I blinked at Sidney in surprise, not having yet made the possible connection to Ardmore’s machinations. “That would imply he was and/or is still involved with German Intelligence on a deep level, and we have no evidence of that.” I frowned. “Besides, if he knew about my aunt and the deserters, he would probably have already had the second man decry me.”
“And miss the opportunity to beleaguer your conscience? No, Verity. Ardmore is more cunning and vicious than that. You know full well how much he likes toying with you. He would enjoy watching you squirm after he offered you the chance to save yourself as long as you dropped your investigation of him.” Sidney leaned closer. “When has he ever simply outwitted someone when instead he can corrupt and demoralize them?”
He was right. For Ardmore, the enjoyment wasn’t so much in winning, as in manipulating others into debasing and compromising their own morals. We’d seen that with Max’s father, the late Earl of Ryde, as well as Lord Rockham—to some extent— and Flossie Hawkins, among others. Ardmore delighted in outmaneuvering those who saw themselves as heroic, twisting and exploiting them until they were forc
ed to accept the fact that their motives and actions were not only selfish and tainted, but heinous.
I clutched my arms tighter around myself as a fear that was different from any I had faced before gripped me.
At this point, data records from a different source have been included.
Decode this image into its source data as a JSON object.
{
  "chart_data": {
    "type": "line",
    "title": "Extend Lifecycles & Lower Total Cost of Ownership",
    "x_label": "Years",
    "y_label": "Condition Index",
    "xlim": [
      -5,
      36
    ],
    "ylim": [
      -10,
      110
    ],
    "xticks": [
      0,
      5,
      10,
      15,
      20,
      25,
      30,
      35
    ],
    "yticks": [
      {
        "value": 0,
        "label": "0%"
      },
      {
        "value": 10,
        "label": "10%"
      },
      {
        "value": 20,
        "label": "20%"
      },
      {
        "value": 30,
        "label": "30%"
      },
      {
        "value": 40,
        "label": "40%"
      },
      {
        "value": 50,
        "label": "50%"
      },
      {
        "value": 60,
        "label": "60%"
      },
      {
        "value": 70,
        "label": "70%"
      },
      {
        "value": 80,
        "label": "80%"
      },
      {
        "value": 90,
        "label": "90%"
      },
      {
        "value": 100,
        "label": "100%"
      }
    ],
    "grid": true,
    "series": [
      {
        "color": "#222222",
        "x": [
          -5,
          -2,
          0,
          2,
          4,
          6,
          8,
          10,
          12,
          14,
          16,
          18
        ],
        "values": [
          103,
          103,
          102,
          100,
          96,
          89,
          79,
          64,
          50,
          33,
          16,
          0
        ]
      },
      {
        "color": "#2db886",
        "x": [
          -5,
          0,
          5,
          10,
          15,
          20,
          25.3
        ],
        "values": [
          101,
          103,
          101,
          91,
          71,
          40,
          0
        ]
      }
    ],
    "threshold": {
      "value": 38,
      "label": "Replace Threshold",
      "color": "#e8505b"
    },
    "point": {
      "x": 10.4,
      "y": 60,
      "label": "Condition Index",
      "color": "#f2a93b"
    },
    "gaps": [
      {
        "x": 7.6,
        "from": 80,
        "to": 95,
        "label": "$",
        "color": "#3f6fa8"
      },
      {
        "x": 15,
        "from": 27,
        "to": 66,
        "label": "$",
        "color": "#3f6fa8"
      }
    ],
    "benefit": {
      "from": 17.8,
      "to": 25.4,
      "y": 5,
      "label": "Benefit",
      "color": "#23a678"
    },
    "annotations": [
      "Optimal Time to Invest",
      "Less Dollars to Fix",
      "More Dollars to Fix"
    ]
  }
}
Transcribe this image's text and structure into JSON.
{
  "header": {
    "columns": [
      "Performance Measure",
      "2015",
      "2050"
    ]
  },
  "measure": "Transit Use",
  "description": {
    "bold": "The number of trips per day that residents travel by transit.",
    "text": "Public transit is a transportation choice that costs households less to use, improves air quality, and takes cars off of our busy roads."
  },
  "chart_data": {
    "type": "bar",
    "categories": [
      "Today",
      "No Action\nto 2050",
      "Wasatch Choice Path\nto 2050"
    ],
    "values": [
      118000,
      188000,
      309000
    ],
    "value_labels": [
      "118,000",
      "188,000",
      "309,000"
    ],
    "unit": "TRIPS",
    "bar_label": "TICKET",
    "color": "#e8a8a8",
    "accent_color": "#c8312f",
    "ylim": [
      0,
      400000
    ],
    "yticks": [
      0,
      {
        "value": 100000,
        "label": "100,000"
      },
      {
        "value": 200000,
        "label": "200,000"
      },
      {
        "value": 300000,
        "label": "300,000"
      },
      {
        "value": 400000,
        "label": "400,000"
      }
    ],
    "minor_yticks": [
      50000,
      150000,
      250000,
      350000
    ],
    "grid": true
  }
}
I swallowed the sticky coating of panic flooding the back of my mouth. “If that’s true . . .” My words faltered—I was unable to finish the thought.
“If it’s true,” Sidney repeated, grasping my upper arms, “and it’s only a possibility, then we’ll confront it when it happens. Together. But you should be prepared, in case you receive a letter or some sort of visit from this fellow.”
I took a shaky breath, feeling grateful I wasn’t facing the possibility alone. Though I might be less glad if I discovered Ardmore was involved, after I learned just what he was threatening. The thought of exposing my loved ones to his machinations made my blood run cold.
Sidney’s hands rubbed up and down the silk covering my arms, as if sensing the chill that had settled over me. “Now, what were . . . ?”
“And just why are you lurkin’ here?” A voice interrupted before Sidney could finish.
Recognizing that the voice belonged to my mother’s maid, the much-dreaded Matilda, I turned to see her standing before the open doorway leading out into the back corridor that led to the enclosed walkway between the servants’ quarters and the main house. Who she was speaking to wasn’t immediately apparent, until a cowering Bauer stepped into view.
Matilda loomed over her. “Spyin’, were ye?”
Bauer’s cheeks flushed a fiery hue. “I was not spying,” she protested in her thick German accent, clearly understanding what the word meant. “I must a question ask.”
Matilda made a very rude noise. “Then why did ye not knock?” But rather than wait for an answer, she stomped off toward the servants’ wing with a gown draped over her arm. I knew within minutes half the staff would know about Bauer “lurking” outside the billiards room door. Perhaps I needed to have a private word with her.